There are quite a large number of reasons why this would happen, in fact a quick google search will come up with some very good articles, the few which I found useful were:

http://en.doc.centreon.com/Setup:Graphs#Perfdata_activation_in_Nagios

http://en.doc.centreon.com/Troubleshooting:Graphs

http://felipeferreira.net/?p=1019

However, alas none of the points mentioned in the above articles worked to bring back my graphs. During the course of troubleshooting, we noted the following points:

  • Graphs stopped at almost exactly 2am (suspicion immediately fell on some sort of scheduled / cron job, since they normally run between 2 – 4am)
  • The .RRD files in the default path where centreon stores it’s metrics (/var/lib/centreon/metrics) had all stopped being updated at 2am

However, the program that creates those RRD files was still responding properly (/usr/bin/rrdtool).

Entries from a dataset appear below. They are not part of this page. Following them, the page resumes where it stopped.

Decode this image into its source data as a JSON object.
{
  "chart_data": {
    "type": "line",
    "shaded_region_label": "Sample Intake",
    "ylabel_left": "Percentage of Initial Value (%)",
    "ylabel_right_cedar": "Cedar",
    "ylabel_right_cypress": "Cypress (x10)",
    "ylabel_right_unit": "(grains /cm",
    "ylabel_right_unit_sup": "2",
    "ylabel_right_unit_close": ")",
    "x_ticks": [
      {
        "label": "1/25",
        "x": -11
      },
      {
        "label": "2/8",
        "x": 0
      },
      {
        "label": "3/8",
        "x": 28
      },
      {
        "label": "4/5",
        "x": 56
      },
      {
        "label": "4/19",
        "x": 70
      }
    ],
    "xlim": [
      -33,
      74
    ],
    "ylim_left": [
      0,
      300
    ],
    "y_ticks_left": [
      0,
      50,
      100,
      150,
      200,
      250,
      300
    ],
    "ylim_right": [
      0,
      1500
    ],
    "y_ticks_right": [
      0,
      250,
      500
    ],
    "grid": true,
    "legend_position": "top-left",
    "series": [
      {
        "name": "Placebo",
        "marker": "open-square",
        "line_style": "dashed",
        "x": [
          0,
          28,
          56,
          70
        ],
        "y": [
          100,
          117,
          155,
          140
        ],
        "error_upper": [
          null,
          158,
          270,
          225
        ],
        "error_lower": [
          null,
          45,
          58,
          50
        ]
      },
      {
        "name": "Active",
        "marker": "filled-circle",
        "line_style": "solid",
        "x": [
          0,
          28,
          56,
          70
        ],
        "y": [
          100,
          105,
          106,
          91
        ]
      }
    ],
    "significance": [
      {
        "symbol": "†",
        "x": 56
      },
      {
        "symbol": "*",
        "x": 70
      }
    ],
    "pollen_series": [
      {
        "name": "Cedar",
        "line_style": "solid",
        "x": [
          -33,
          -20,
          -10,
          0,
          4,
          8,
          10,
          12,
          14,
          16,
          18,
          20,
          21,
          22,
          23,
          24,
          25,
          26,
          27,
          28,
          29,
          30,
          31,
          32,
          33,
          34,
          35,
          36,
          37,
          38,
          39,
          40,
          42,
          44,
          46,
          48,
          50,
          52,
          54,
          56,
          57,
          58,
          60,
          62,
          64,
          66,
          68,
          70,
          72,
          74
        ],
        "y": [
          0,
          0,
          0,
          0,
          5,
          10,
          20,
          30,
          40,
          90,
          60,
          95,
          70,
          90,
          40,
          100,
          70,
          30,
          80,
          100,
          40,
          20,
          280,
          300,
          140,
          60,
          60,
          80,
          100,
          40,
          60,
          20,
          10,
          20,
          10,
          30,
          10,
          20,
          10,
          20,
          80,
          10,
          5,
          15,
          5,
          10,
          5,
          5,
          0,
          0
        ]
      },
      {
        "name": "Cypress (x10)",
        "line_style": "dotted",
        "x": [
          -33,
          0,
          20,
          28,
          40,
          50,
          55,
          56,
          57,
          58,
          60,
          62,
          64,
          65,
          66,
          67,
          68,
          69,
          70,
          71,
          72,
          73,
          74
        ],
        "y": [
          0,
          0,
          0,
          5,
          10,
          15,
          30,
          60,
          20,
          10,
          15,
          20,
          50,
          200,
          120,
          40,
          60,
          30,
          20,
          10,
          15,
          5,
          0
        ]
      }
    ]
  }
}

For those lacking some background, the centreon procedure for graphing metrics follows this flow (for a full size image please click on the image itself):

 

centreon_graphing

Following the above flow, one thing we noticed in our case was that /usr/local/nagios/var/service-perfdata was quite big (150MB). This was unusual because centstorage usually reads this file about every 5 minutes, and when doing so, empties service-perfdata into service-perfdata_read, so the former file should never be too big.

This was pointing towards a centcore issue. After checking the logs under /usr/local/centreon/log/ we noticed the following entry at exactly the same time that our problem started occurring:

Waiting for centstorage to exit .. done.
17/2/2012 02:00:13 – Begin centstorage.data_bin purge

17/2/2012 02:02:00 – Finishing centstorage.data_bin purge

Starting centstorage Collector : centstorage

Checking out the script that logs the above (centreonPurge.sh), it seems that it created a backup file of the performance data (service-perfdata.bckp). In turn, it seems that the centcore script will not read the service perfdata if the bckp file is present

 

So the solution was to rerun centPurge.sh and delete the file under /usr/local/nagios/var/service-perfdata.bckp. Once this file was deleted, centreon again started processing it’s graph data.